Я, вероятно, мог спасти Италию от гражданской войны, если бы смиренно согласился сложить с себя полномочия главнокомандующего, затем предстать перед римским судом и получить приговор, неправедно сфабрикованный моими врагами. Но, поступи я таким образом, я изменил бы своей натуре, пожертвовал бы своей честью и честью моей армии, не выполнил бы данных мною обещаний и позорно сдался бы тем силам, которые я считаю дрянными, некомпетентными и жестокими, силам, против которых я боролся постоянно с тех самых пор, как мальчишкой, в одиночку противостоял Сулле.
Мне совсем не по душе понятие неизбежности исторического процесса, поскольку все или почти все руководствуются в своих действиях в какой-то мере своей волей. Даже сегодня я считаю, что гражданской войны могло не быть, если бы мне удалось встретиться с глазу на глаз с Помпеем. И всё же сам факт, что столь безрассудное развязывание войны настолько противоречит) народным чаяниям, порой заставляет меня поверить в неизбежность. Вокруг меня и вокруг Помпея собрались одинаковые силы, и хорошие и плохие, как это было и у Суллы и Мария. В результате этого ситуация не только не прояснилась, она стала какой-то отстранённой. Мы с Помпеем не испытывали личной вражды друг к другу, как это происходило с Суллой и Марием. Я действительно всегда поддерживал Помпея в политике, и он, имея огромное влияние во время моего первого консулата и позднее, делал для меня возможным всё, чего я хотел. Конечно, каждый из нас мог использовать личную преданность своих сторонников, но ни один не имел склонности к ссорам. Помпей и его партия претендовали на роль традиционного правительства Рима, выступающего против потенциально или реально существующих революционеров. Я же в свою очередь рассматривал свою деятельность как вполне законную и вместе с народными трибунами требовал поддержки своего дела. Помпей, упорно смотревший в прошлое, представлял традиции, которые, почитай, умерли, несмотря на страстных и потрясающе мощных их сторонников. Я же, в некотором смысле нащупывая путь в будущее, представлял то, что, рождённое в прошлом, станет традициями, согласно которым будут жить люди на протяжении многих столетий. Я ещё сам, своими руками сделаю кое-что для формирования этих традиций; это станут воспринимать как нечто необходимое и непосильное для меня. Пока существует Рим, будут существовать и эти традиции. И если завтра я вдруг умру во время очередного эпилептического припадка (который может оказаться фатальным) или буду убит и власть опять окажется в руках тех моих врагов, которые выжили лишь благодаря моему милосердию, этой властью они не смогут воспользоваться в прежних традициях, да, пожалуй, она больше уже и не достанется подобным людям. Возможно, опять разразятся войны, но в итоге новая система, которой я – отчасти сознательно, отчасти по принуждению – положил начало, вернётся и будет развиваться дальше.

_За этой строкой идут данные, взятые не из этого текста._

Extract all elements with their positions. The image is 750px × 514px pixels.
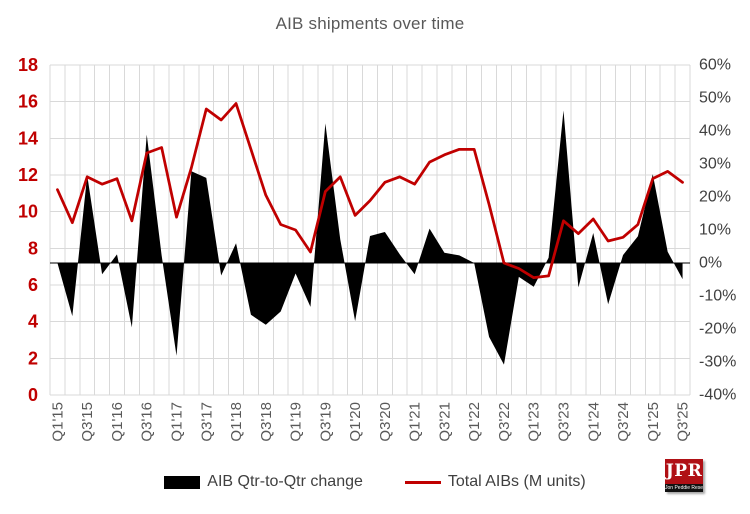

Тогда, в декабре и начале января, перед тем, как я перевёл своих солдат через Рубикон, я вовсе не задумывался над подобными проблемами, но ощущал за собой силы, чьи интересы я представлял. Естественно, моя честь и амбиции играли не последнюю роль, но при этом, как это было и перед галльской войной, судьба Рима, армии и провинций волновала меня не меньше. Конечно, я оказался обижен лично, потому что считал, что ежедневные, ожесточённые атаки на меня со стороны Катона, Марцелла, Лентула и всех прочих – плохая награда за всё то, чего я добился за годы службы в провинциях; но больше всего меня огорчала мысль, что, если эти люди добьются своего, все мои завоевания и планы на будущее потеряют всякое значение. Меня буквально приводила в ярость не столько их враждебность ко мне, сколько их неспособность смотреть в будущее и неумение править страной.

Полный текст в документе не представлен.